Sombras nada más…

El cine nacional, mis valedores. Leo en los matutinos que la industria está en auge y es reconocida aquí y en el exterior. De forma encomiosa se publican nombres para mí desconocidos, como un Gael, un Del Toro y un Diego Luna, con los títulos de sus cintas. Cuánto quisiera disfrutar de las buenas películas, pero mi falta de ánimo me lo impide Yo no tengo el valor de enfrentar el estrépito que, los ojos clavados en la pantalla, producen muelas y premolares remoliendo bolsones de comida chatarra Y luego esos comentarios a toda voz…

Huí de la sala de cine para nunca más…

El cine nacional. Es propósito declarado de cada nuevo sexenio mejorar la calidad cinematográfica Como si todo fuese propósito, gobierno, dinero y leyes; como si se tratara, antes que de arieles y diosas de plata, de talento y algo más. Como pruebas, las cintas del neorrealismo que produjo una Italia en ruinas tras de perder una guerra mundial, obras maestras a las que todo les faltó, menos talento. Roma, ciudad abierta, Milagro en Milán, Ladrones de bicicletas…

La industria, en nuestro país, como que nos esperanzaba: ya se produjo Canoa, ya se logró El apando, como antes El esqueleto de la señora Morales y aquellas inolvidables Esquina bajan y Hay lugar para dos, de Alejandro Galindo, ese viejo formidable que en Ni hablar del peluquín se engulle el relato de Averchenko sin darle el crédito.
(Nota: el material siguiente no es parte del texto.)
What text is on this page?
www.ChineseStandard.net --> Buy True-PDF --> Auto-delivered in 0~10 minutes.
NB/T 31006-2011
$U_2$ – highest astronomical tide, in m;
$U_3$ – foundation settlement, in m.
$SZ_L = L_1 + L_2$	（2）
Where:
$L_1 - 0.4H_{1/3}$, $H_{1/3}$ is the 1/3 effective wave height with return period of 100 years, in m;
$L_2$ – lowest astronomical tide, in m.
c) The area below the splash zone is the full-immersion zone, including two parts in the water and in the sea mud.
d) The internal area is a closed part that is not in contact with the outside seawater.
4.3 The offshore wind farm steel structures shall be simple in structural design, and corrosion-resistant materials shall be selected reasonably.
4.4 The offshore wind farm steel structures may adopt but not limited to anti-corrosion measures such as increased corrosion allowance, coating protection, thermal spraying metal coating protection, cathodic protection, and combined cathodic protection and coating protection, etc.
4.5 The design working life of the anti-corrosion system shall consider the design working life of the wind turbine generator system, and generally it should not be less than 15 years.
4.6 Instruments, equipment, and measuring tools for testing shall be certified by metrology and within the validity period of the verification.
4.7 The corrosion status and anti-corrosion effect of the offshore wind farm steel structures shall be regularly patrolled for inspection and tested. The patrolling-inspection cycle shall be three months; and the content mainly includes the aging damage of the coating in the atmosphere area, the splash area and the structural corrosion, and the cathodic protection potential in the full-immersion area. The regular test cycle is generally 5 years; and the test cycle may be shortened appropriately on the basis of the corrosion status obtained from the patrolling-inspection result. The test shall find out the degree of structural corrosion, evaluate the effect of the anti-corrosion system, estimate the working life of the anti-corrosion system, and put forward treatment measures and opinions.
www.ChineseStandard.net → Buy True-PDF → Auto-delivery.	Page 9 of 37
Pues sí, pero más allá de las esperanzas que alentaban Tlayucan, Tiburoneros y algunas más, con la invasión de las Sashas y Güeros Castro de ayer y hoy el cine mexicano se abarraganó en tráfico de chicharrón con pelos, con pelos y señales de ficheras, taloneras y demás flor y nata de la mancebía, la vagina, la ginecología, el clítoris y el albur, machihembrados…

La industria del nalgatorio como productora de dinero, en auge; como calidad, en picada en plena degradación. Y a esto quería llegar yo: ¿se percatan ustedes de que el cine cimarrón, el de larga trayectoria centenaria y momentos de sombra -tantos- como de luz -tan pocos-, ha venido empotrando la cámara en emplazamientos distintos? A ver.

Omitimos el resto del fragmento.